Pour dynamiser les échanges et la coopération, la Déclaration prévoit encore de faciliter la mobilité des entrepreneurs et des talents entre les pays africains, en se basant sur un cadre convenu de reconnaissance mutuelle des qualifications, ce qui constitue un pas non des moindres vers un marché du travail continental plus fluide et plus intégré. La Déclaration a, aussi, réaffirmé, la nécessité de renforcer la coopération Sud-Sud et de développer des mécanismes de coopération entre les écosystèmes africains. Le partage d’expériences, de ressources et de politiques réussies est perçu comme un levier fondamental pour accélérer l’émergence d’innovations africaines compétitives.

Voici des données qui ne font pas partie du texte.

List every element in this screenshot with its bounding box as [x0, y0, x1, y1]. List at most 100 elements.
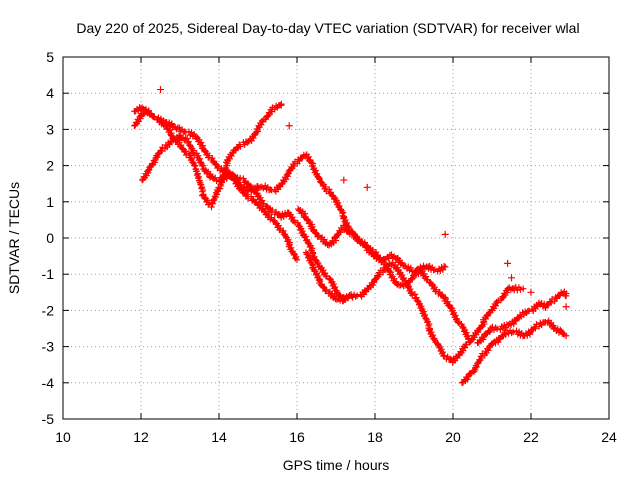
data-point	[429, 331, 436, 339]
data-point	[313, 170, 321, 178]
data-point	[228, 152, 235, 160]
data-point	[287, 244, 295, 252]
data-point	[315, 232, 322, 239]
data-point	[369, 246, 376, 254]
data-point	[322, 287, 329, 295]
data-point	[406, 285, 414, 293]
data-point	[502, 331, 509, 338]
data-point	[557, 326, 564, 334]
data-point	[258, 197, 266, 204]
data-point	[184, 135, 191, 142]
data-point	[314, 233, 321, 240]
data-point	[442, 263, 449, 271]
y-tick-label: 5	[46, 49, 54, 65]
x-tick-label: 12	[133, 429, 149, 445]
data-point	[194, 152, 202, 159]
data-point	[344, 294, 352, 302]
x-tick-label: 20	[445, 429, 461, 445]
data-point	[321, 269, 329, 277]
y-tick-label: -4	[42, 375, 55, 391]
data-point	[346, 230, 354, 238]
data-point	[315, 272, 322, 280]
x-tick-label: 10	[55, 429, 71, 445]
data-point	[422, 273, 430, 280]
data-point	[494, 338, 502, 346]
data-point	[213, 177, 220, 185]
data-point	[314, 259, 322, 267]
data-point	[340, 176, 348, 184]
data-point	[285, 236, 292, 243]
data-point	[438, 346, 445, 353]
data-point	[504, 259, 512, 267]
data-point	[153, 153, 161, 161]
data-point	[302, 233, 309, 240]
data-point	[299, 228, 306, 235]
data-point	[385, 255, 392, 262]
data-point	[524, 308, 531, 315]
data-point	[237, 181, 244, 188]
data-point	[428, 328, 435, 336]
data-point	[307, 255, 314, 263]
data-point	[237, 143, 244, 150]
data-point	[177, 141, 185, 149]
data-point	[461, 344, 469, 351]
data-point	[187, 152, 194, 159]
data-point	[407, 264, 415, 271]
data-point	[363, 183, 371, 191]
data-point	[151, 113, 158, 121]
data-point	[439, 348, 446, 356]
data-points	[131, 86, 570, 386]
y-tick-label: -1	[42, 266, 55, 282]
data-point	[190, 147, 197, 154]
data-point	[312, 167, 319, 174]
data-point	[185, 138, 192, 145]
x-tick-label: 22	[523, 429, 539, 445]
data-point	[510, 320, 517, 328]
data-point	[493, 325, 501, 333]
data-point	[422, 315, 430, 322]
data-point	[430, 267, 437, 274]
y-tick-label: 0	[46, 230, 54, 246]
data-point	[188, 155, 195, 162]
y-tick-label: -2	[42, 302, 55, 318]
data-point	[508, 274, 515, 282]
y-axis-label: SDTVAR / TECUs	[6, 182, 22, 294]
data-point	[157, 86, 164, 94]
data-point	[474, 328, 482, 336]
x-tick-label: 14	[211, 429, 227, 445]
data-point	[463, 329, 470, 336]
data-point	[562, 332, 570, 339]
data-point	[196, 155, 203, 162]
data-point	[336, 202, 343, 210]
data-point	[413, 294, 420, 301]
data-point	[440, 263, 448, 270]
data-point	[478, 354, 485, 362]
data-point	[309, 250, 317, 257]
data-point	[473, 363, 480, 371]
data-point	[168, 120, 176, 127]
data-point	[517, 286, 524, 293]
data-point	[441, 230, 449, 238]
data-point	[145, 167, 152, 174]
data-point	[418, 302, 425, 310]
data-point	[158, 147, 165, 155]
data-point	[520, 285, 527, 292]
data-point	[433, 286, 440, 293]
data-point	[421, 311, 429, 319]
data-point	[327, 189, 335, 196]
data-point	[292, 253, 300, 261]
data-point	[243, 191, 251, 198]
data-point	[168, 138, 175, 146]
y-tick-label: 2	[46, 158, 54, 174]
data-point	[285, 122, 293, 130]
data-point	[330, 280, 337, 288]
data-point	[343, 219, 351, 227]
y-tick-label: -3	[42, 339, 55, 355]
data-point	[353, 292, 361, 299]
data-point	[452, 312, 459, 319]
data-point	[425, 320, 433, 328]
data-point	[408, 288, 415, 296]
data-point	[527, 288, 535, 296]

L’Algérie, fer de lance de l’innovation africaine

A noter que cette 4e édition de la Conférence africaine des start-up a de nouveau souligné le rôle prépondérant et pionnier de l’Algérie en faveur du développement de l’écosystème de l’innovation sur le continent. En lançant cet événement majeur en 2022 et en l’abritant pour la quatrième fois, l’Algérie confirme son engagement à être une force motrice pour l’économie numérique africaine. Dans ce sillage, il y a lieu de rappeler que l’Algérie a mis en place un système intégré de soutien aux start-up, caractérisé par un cadre juridique flexible, un régime fiscal incitatif et d’importants investissements dans les infrastructures technologiques. Ces efforts ont déjà permis de dépasser les 13 000 start-up reconnues, avec l’objectif ambitieux d’atteindre 20 000 d’ici fin 2029. En outre, l’adoption, à l’issue de cette conférence, d’un cadre fiscal pour les start-up et d’un projet de protection des données personnelles en Afrique, tous deux proposés par l’Algérie, illustre son leadership concret.

Les ministres africains n’ont pas manqué d’adresser leurs sincères « remerciements et leur reconnaissance » au président Abdelmadjid Tebboune pour son « leadership éclairé et sa vision » soutenant l’innovation, l’intégration économique et la jeunesse africaine, et ce notamment pour son initiative visant à créer un fonds dédié au financement des start-up africaines, ce mécanisme continental est perçu comme un pas décisif pour faciliter l’accès au capital, structurer l’écosystème africain du capital-risque et stimuler la croissance des jeunes entreprises à impact positif.